Although the 380-seat Airbus will come to the market some four years after its Boeing rival, Airbus believes the design and performance of the new aircraft will more than compensate. "We are competitive with the current 777-300 on seat-mile costs, and can offer 1,000nm [1,850km] more range," says Stuart. He adds that, compared to the proposed long- range 777-300X, "-we have a massive take-off performance advantage".


Airbus claims that the 365t MTOW A340-600 requires a 3,260m (10,700ft) take-off run at sea level, ISA+15°C, while in similar conditions the 777-300X, equipped with 104,000lb-thrust engines, needs 3,800m. The A340-500 has a similar advantage over its ultra-long-range rival, the 777-200X, Airbus says. Neither long-haul 777 model is yet launched, and they are unlikely to enter service earlier than the new Airbuses.

Although it is a devoted fan of the twinjet concept in certain conditions, Airbus questions the practicality of extended range twin-engined operations (ETOPS) on ultra-long-range flights, and sees its "ETOPS free" four-engined design as the only solution. "ETOPS has expensive pitfalls that can cause enormous delays for passengers and can add substantially to operating costs," says Stuart.

He argues that a long list of difficult conditions must be met to undertake an ultra-long-haul ETOPS flight with, for example, a series of alternate airports along the entire length of the route having to be open to Category 1 standards. "Alternatives on polar and transpacific operations generally do not have these characteristics," he says.

Although Airbus is known to be studying even greater performance capabilities for the new family, Delort says that growth studies will not be firmed up until the first aircraft has been flown. "We have identified possible developments, but we want to fly and test the baseline aircraft before deciding," he says. BAe says the A340-500/600 wing structure has the capability for higher weights which, combined with higher thrust versions of the Trent, would provide increased payload/range ability.


In parallel with the studies of larger A340 versions, Airbus wing designer British Aerospace began to look at ways of increasing the wing's lift performance. BAe says that studies initially centred upon simple trailing edge modifications which, although increasing the wing's lifting capability, did not provide for increased fuel capacity. The company then studied wing inserts and root extensions before deciding in favour of the former in early 1996.

BAe says it decided on the insert solution as it provided the benefits of increased area and greater fuel capacity, while enabling the leading and trailing edge components to be common with the existing A340 wing.
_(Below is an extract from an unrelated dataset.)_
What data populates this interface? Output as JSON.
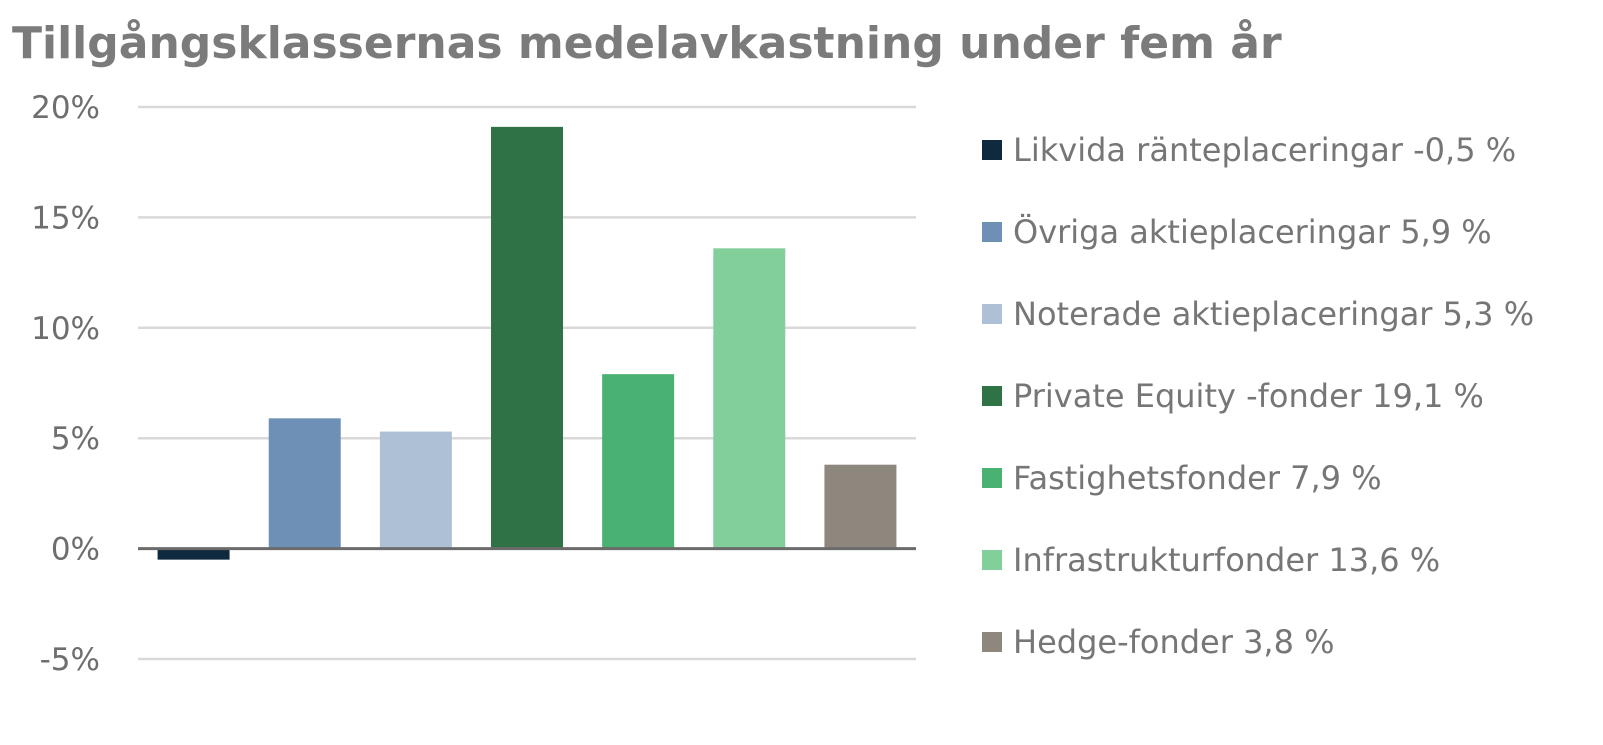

The basic design of the new wing was finalised in January 1997. It incorporates a three-frame (1.6m) wingbox extension combined with a tapered insert, along with 1.6m wingtip extensions and the existing 2m-span canted winglets. The modification increases wing area by 20% which, combined with the larger centre section, boosts fuel capacity by 38%. The A340-500 features an extended centre section fuel tank, increasing its fuel capacity compared to the -300 by a massive 50%.

Although the tip extension requires a longer seventh slat, the two-position leading edge slats will otherwise be common with those on the existing aircraft, as will the single-slotted trailing edge flaps, although the deployment angles may be altered slightly.

The tapered insert provides a slight increase in wing sweep, from 30° to 31.5°, and greater chord without any significant increase in depth, which BAe says will yield a slight increase in cruise speed. Airbus expects that Mach 0.83 will be achievable in all conditions, compared to the current wing's M0.82 design cruise speed.

The wing is the largest ever produced for a civil aircraft in Europe. BAe has invested some £70 million ($113 million) in its manufacturing facility at Chester, with a purpose-built line being created.